Editorial: Civic generosity
A generous donation from the Kiwanis Club to the town will boost what had been essentially a cleanup project and modest pocket park along River Road into something more lively, and that is exciting. This grant not only demonstrates the the value of these amenities to the town, but also the civic spirit of our clubs and citizens that is so essential to the quality of life in Wilton.
The Kiwanis Club has been a major player in civic generosity since 1951. Each year this group puts on tried and true fundraisers like the recent pancake breakfast and citrus fruit sale, and new ones like last fall’s pumpkin patch, then invest the money raised into projects and organizations that benefit Wilton. This club has donated money to Ogden House, Stay at Home in Wilton, Trackside Teen Center, Wilton Family Y, Memorial Day parade, Wilton Volunteer Ambulance Corps, and Wilton Youth Council, among many more. The club also organizes regular food drives, as it did two weeks ago, to support the Wilton Interfaith Food Pantry.
This club provides such vital support, it’s safe to say Wilton would not be Wilton without it. Kiwanis always welcomes new members to continue this valuable work. Visit online at wiltonkiwanis.org.

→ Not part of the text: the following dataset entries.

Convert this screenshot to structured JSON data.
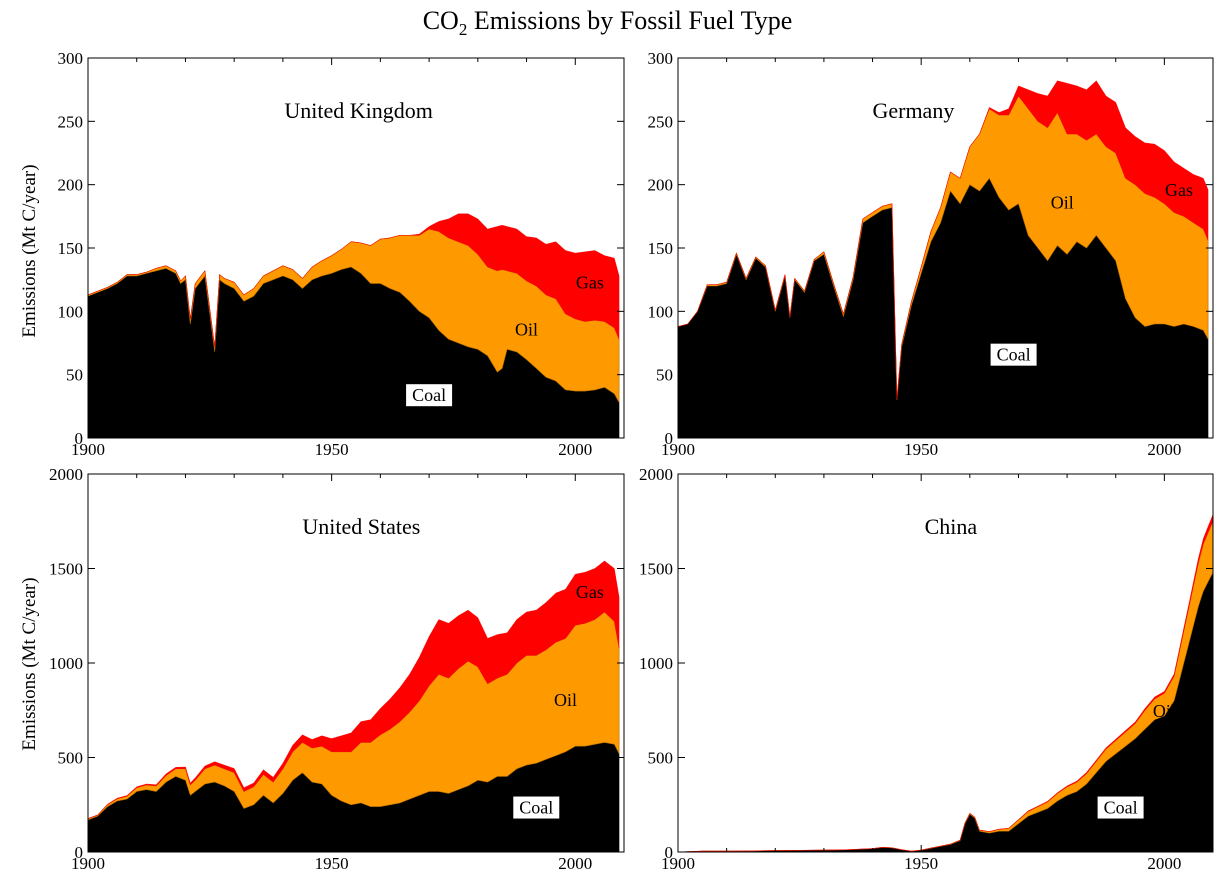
{
  "figure": {
    "title_prefix": "CO",
    "title_sub": "2",
    "title_suffix": " Emissions by Fossil Fuel Type",
    "ylabel": "Emissions (Mt C/year)"
  },
  "colors": {
    "coal": "#000000",
    "oil": "#FF9900",
    "gas": "#FF0000"
  },
  "chart_data": [
    {
      "type": "area",
      "stacked": true,
      "title": "United Kingdom",
      "ylabel": "Emissions (Mt C/year)",
      "xlim": [
        1900,
        2010
      ],
      "ylim": [
        0,
        300
      ],
      "xticks": [
        1900,
        1950,
        2000
      ],
      "yticks": [
        0,
        50,
        100,
        150,
        200,
        250,
        300
      ],
      "x": [
        1900,
        1902,
        1904,
        1906,
        1908,
        1910,
        1912,
        1914,
        1916,
        1918,
        1919,
        1920,
        1921,
        1922,
        1924,
        1926,
        1927,
        1928,
        1930,
        1932,
        1934,
        1936,
        1938,
        1940,
        1942,
        1944,
        1946,
        1948,
        1950,
        1952,
        1954,
        1956,
        1958,
        1960,
        1962,
        1964,
        1966,
        1968,
        1970,
        1972,
        1974,
        1976,
        1978,
        1980,
        1982,
        1984,
        1985,
        1986,
        1988,
        1990,
        1992,
        1994,
        1996,
        1998,
        2000,
        2002,
        2004,
        2006,
        2008,
        2009
      ],
      "series": [
        {
          "name": "Coal",
          "values": [
            112,
            115,
            118,
            122,
            128,
            128,
            130,
            132,
            134,
            130,
            122,
            125,
            90,
            118,
            128,
            68,
            125,
            122,
            118,
            108,
            112,
            122,
            125,
            128,
            125,
            118,
            125,
            128,
            130,
            133,
            135,
            130,
            122,
            122,
            118,
            115,
            108,
            100,
            95,
            85,
            78,
            75,
            72,
            70,
            65,
            52,
            55,
            70,
            68,
            62,
            55,
            48,
            45,
            38,
            37,
            37,
            38,
            40,
            35,
            28
          ]
        },
        {
          "name": "Oil",
          "values": [
            1,
            1,
            1,
            1,
            1,
            1,
            1,
            2,
            2,
            2,
            2,
            3,
            4,
            4,
            4,
            4,
            4,
            4,
            5,
            5,
            6,
            6,
            7,
            8,
            8,
            8,
            10,
            12,
            14,
            16,
            20,
            24,
            30,
            35,
            40,
            45,
            52,
            60,
            70,
            78,
            80,
            80,
            80,
            75,
            70,
            80,
            78,
            62,
            62,
            62,
            65,
            65,
            65,
            60,
            57,
            55,
            55,
            52,
            52,
            50
          ]
        },
        {
          "name": "Gas",
          "values": [
            0,
            0,
            0,
            0,
            0,
            0,
            0,
            0,
            0,
            0,
            0,
            0,
            0,
            0,
            0,
            0,
            0,
            0,
            0,
            0,
            0,
            0,
            0,
            0,
            0,
            0,
            0,
            0,
            0,
            0,
            0,
            0,
            0,
            0,
            0,
            0,
            0,
            1,
            2,
            8,
            15,
            22,
            25,
            28,
            30,
            35,
            35,
            35,
            35,
            35,
            38,
            40,
            45,
            50,
            52,
            55,
            55,
            52,
            55,
            50
          ]
        }
      ],
      "labels": [
        {
          "text": "Coal",
          "x": 1970,
          "y": 33,
          "boxed": true
        },
        {
          "text": "Oil",
          "x": 1990,
          "y": 85,
          "boxed": false
        },
        {
          "text": "Gas",
          "x": 2003,
          "y": 122,
          "boxed": false
        }
      ]
    },
    {
      "type": "area",
      "stacked": true,
      "title": "Germany",
      "xlim": [
        1900,
        2010
      ],
      "ylim": [
        0,
        300
      ],
      "xticks": [
        1900,
        1950,
        2000
      ],
      "yticks": [
        0,
        50,
        100,
        150,
        200,
        250,
        300
      ],
      "x": [
        1900,
        1902,
        1904,
        1906,
        1908,
        1910,
        1912,
        1914,
        1916,
        1918,
        1920,
        1922,
        1923,
        1924,
        1926,
        1928,
        1930,
        1932,
        1934,
        1936,
        1938,
        1940,
        1942,
        1944,
        1945,
        1946,
        1948,
        1950,
        1952,
        1954,
        1956,
        1958,
        1960,
        1962,
        1964,
        1966,
        1968,
        1970,
        1972,
        1974,
        1976,
        1978,
        1980,
        1982,
        1984,
        1986,
        1988,
        1990,
        1992,
        1994,
        1996,
        1998,
        2000,
        2002,
        2004,
        2006,
        2008,
        2009
      ],
      "series": [
        {
          "name": "Coal",
          "values": [
            88,
            90,
            100,
            120,
            120,
            122,
            145,
            125,
            142,
            135,
            100,
            128,
            95,
            125,
            115,
            140,
            145,
            120,
            96,
            125,
            170,
            175,
            180,
            182,
            30,
            72,
            105,
            130,
            155,
            170,
            195,
            185,
            200,
            195,
            205,
            190,
            180,
            185,
            160,
            150,
            140,
            152,
            145,
            155,
            150,
            160,
            150,
            140,
            110,
            95,
            88,
            90,
            90,
            88,
            90,
            88,
            85,
            78
          ]
        },
        {
          "name": "Oil",
          "values": [
            0,
            0,
            0,
            1,
            1,
            1,
            1,
            1,
            1,
            1,
            1,
            1,
            1,
            1,
            1,
            1,
            2,
            2,
            2,
            2,
            3,
            3,
            3,
            3,
            1,
            2,
            3,
            5,
            8,
            12,
            15,
            20,
            30,
            45,
            55,
            65,
            75,
            85,
            100,
            100,
            105,
            105,
            95,
            85,
            85,
            80,
            80,
            85,
            95,
            105,
            105,
            100,
            95,
            90,
            85,
            82,
            80,
            78
          ]
        },
        {
          "name": "Gas",
          "values": [
            0,
            0,
            0,
            0,
            0,
            0,
            0,
            0,
            0,
            0,
            0,
            0,
            0,
            0,
            0,
            0,
            0,
            0,
            0,
            0,
            0,
            0,
            0,
            0,
            0,
            0,
            0,
            0,
            0,
            0,
            0,
            0,
            0,
            0,
            1,
            2,
            5,
            8,
            15,
            22,
            25,
            25,
            40,
            38,
            40,
            42,
            40,
            40,
            40,
            38,
            40,
            42,
            42,
            40,
            38,
            38,
            40,
            40
          ]
        }
      ],
      "labels": [
        {
          "text": "Coal",
          "x": 1969,
          "y": 65,
          "boxed": true
        },
        {
          "text": "Oil",
          "x": 1979,
          "y": 185,
          "boxed": false
        },
        {
          "text": "Gas",
          "x": 2003,
          "y": 195,
          "boxed": false
        }
      ]
    },
    {
      "type": "area",
      "stacked": true,
      "title": "United States",
      "ylabel": "Emissions (Mt C/year)",
      "xlim": [
        1900,
        2010
      ],
      "ylim": [
        0,
        2000
      ],
      "xticks": [
        1900,
        1950,
        2000
      ],
      "yticks": [
        0,
        500,
        1000,
        1500,
        2000
      ],
      "x": [
        1900,
        1902,
        1904,
        1906,
        1908,
        1910,
        1912,
        1914,
        1916,
        1918,
        1920,
        1921,
        1922,
        1924,
        1926,
        1928,
        1930,
        1932,
        1934,
        1936,
        1938,
        1940,
        1942,
        1944,
        1946,
        1948,
        1950,
        1952,
        1954,
        1956,
        1958,
        1960,
        1962,
        1964,
        1966,
        1968,
        1970,
        1972,
        1974,
        1976,
        1978,
        1980,
        1982,
        1984,
        1986,
        1988,
        1990,
        1992,
        1994,
        1996,
        1998,
        2000,
        2002,
        2004,
        2006,
        2008,
        2009
      ],
      "series": [
        {
          "name": "Coal",
          "values": [
            170,
            190,
            240,
            270,
            280,
            320,
            330,
            320,
            370,
            400,
            380,
            300,
            320,
            360,
            370,
            350,
            320,
            230,
            250,
            300,
            260,
            310,
            380,
            420,
            370,
            360,
            300,
            270,
            250,
            260,
            240,
            240,
            250,
            260,
            280,
            300,
            320,
            320,
            310,
            330,
            350,
            380,
            370,
            400,
            400,
            440,
            460,
            470,
            490,
            510,
            530,
            560,
            560,
            570,
            580,
            570,
            520
          ]
        },
        {
          "name": "Oil",
          "values": [
            5,
            5,
            10,
            12,
            15,
            20,
            25,
            30,
            35,
            40,
            60,
            55,
            60,
            80,
            90,
            90,
            100,
            90,
            95,
            110,
            110,
            130,
            150,
            160,
            180,
            200,
            230,
            260,
            280,
            320,
            340,
            380,
            400,
            430,
            460,
            500,
            560,
            620,
            610,
            640,
            660,
            600,
            520,
            520,
            540,
            560,
            580,
            570,
            580,
            600,
            600,
            640,
            650,
            660,
            690,
            650,
            560
          ]
        },
        {
          "name": "Gas",
          "values": [
            2,
            2,
            3,
            3,
            4,
            5,
            5,
            6,
            8,
            8,
            10,
            10,
            12,
            15,
            18,
            20,
            22,
            20,
            20,
            25,
            25,
            30,
            35,
            40,
            45,
            55,
            70,
            85,
            100,
            110,
            120,
            140,
            160,
            180,
            200,
            230,
            260,
            290,
            290,
            280,
            270,
            260,
            240,
            230,
            220,
            230,
            230,
            240,
            250,
            260,
            260,
            270,
            270,
            270,
            270,
            280,
            270
          ]
        }
      ],
      "labels": [
        {
          "text": "Coal",
          "x": 1992,
          "y": 230,
          "boxed": true
        },
        {
          "text": "Oil",
          "x": 1998,
          "y": 800,
          "boxed": false
        },
        {
          "text": "Gas",
          "x": 2003,
          "y": 1370,
          "boxed": false
        }
      ]
    },
    {
      "type": "area",
      "stacked": true,
      "title": "China",
      "xlim": [
        1900,
        2010
      ],
      "ylim": [
        0,
        2000
      ],
      "xticks": [
        1900,
        1950,
        2000
      ],
      "yticks": [
        0,
        500,
        1000,
        1500,
        2000
      ],
      "x": [
        1900,
        1905,
        1910,
        1915,
        1920,
        1925,
        1930,
        1935,
        1940,
        1942,
        1944,
        1946,
        1948,
        1950,
        1952,
        1954,
        1956,
        1958,
        1959,
        1960,
        1961,
        1962,
        1964,
        1966,
        1968,
        1970,
        1972,
        1974,
        1976,
        1978,
        1980,
        1982,
        1984,
        1986,
        1988,
        1990,
        1992,
        1994,
        1996,
        1998,
        2000,
        2002,
        2003,
        2004,
        2005,
        2006,
        2007,
        2008,
        2009,
        2010
      ],
      "series": [
        {
          "name": "Coal",
          "values": [
            0,
            5,
            5,
            6,
            8,
            9,
            10,
            12,
            18,
            25,
            22,
            12,
            5,
            10,
            20,
            30,
            40,
            60,
            150,
            200,
            180,
            110,
            100,
            110,
            110,
            150,
            190,
            210,
            230,
            270,
            300,
            320,
            360,
            420,
            480,
            520,
            560,
            600,
            650,
            700,
            720,
            800,
            900,
            1000,
            1100,
            1200,
            1300,
            1380,
            1430,
            1480
          ]
        },
        {
          "name": "Oil",
          "values": [
            0,
            0,
            0,
            0,
            0,
            0,
            0,
            0,
            0,
            0,
            0,
            0,
            0,
            0,
            1,
            1,
            2,
            3,
            4,
            5,
            5,
            6,
            8,
            10,
            15,
            20,
            25,
            30,
            35,
            40,
            45,
            50,
            55,
            60,
            65,
            70,
            75,
            80,
            100,
            110,
            120,
            130,
            150,
            170,
            190,
            210,
            230,
            250,
            260,
            270
          ]
        },
        {
          "name": "Gas",
          "values": [
            0,
            0,
            0,
            0,
            0,
            0,
            0,
            0,
            0,
            0,
            0,
            0,
            0,
            0,
            0,
            0,
            0,
            0,
            0,
            0,
            0,
            0,
            0,
            1,
            1,
            2,
            3,
            3,
            4,
            4,
            5,
            5,
            6,
            6,
            7,
            7,
            8,
            8,
            9,
            10,
            10,
            12,
            13,
            15,
            17,
            20,
            24,
            28,
            32,
            36
          ]
        }
      ],
      "labels": [
        {
          "text": "Coal",
          "x": 1991,
          "y": 230,
          "boxed": true
        },
        {
          "text": "Oil",
          "x": 2000,
          "y": 740,
          "boxed": false
        }
      ]
    }
  ]
}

The other half of this equation is the Wilton Garden Club. Incoming club president Suzanne Knutson is assisting with the park’s landscape design, which will help expose one of Wilton’s greatest natural assets: the Norwalk River. Wilton may not have a shoreline, but along with many beautiful lakes and ponds it has a river and that benefit should be realized at every opportunity.
The 95-year-old garden club is behind many of the Wilton’s beautification projects including the garden at Horseshoe Pond, the gateway garden at Route 7 and 33, the Veterans Memorial Green, flower containers at town hall, the post office garden, and more than 100 flowerpots hanging from lampposts in Wilton Center. The club also runs a garden therapy program for senior citizens, sponsors Green Teens, a community garden project at Trackside Teen Center, and co-sponsors the monthly “walks and talks” through Wilton’s open spaces. More information is at wiltongardenclub.org.
The new park, spearheaded by Environmental Affairs Director Mike Conklin, will now include a wheelchair-accessible game table suitable for chess, thanks to the Kiwanis donation, along with already planned picnic tables and benches. Unlike passive parks that are great for walking and communing with nature, this park will encourage people to commune with one another.
It will be small, to be sure, but that’s the nature of a pocket park. It’s intended to be one jewel in a collection of natural gems around town.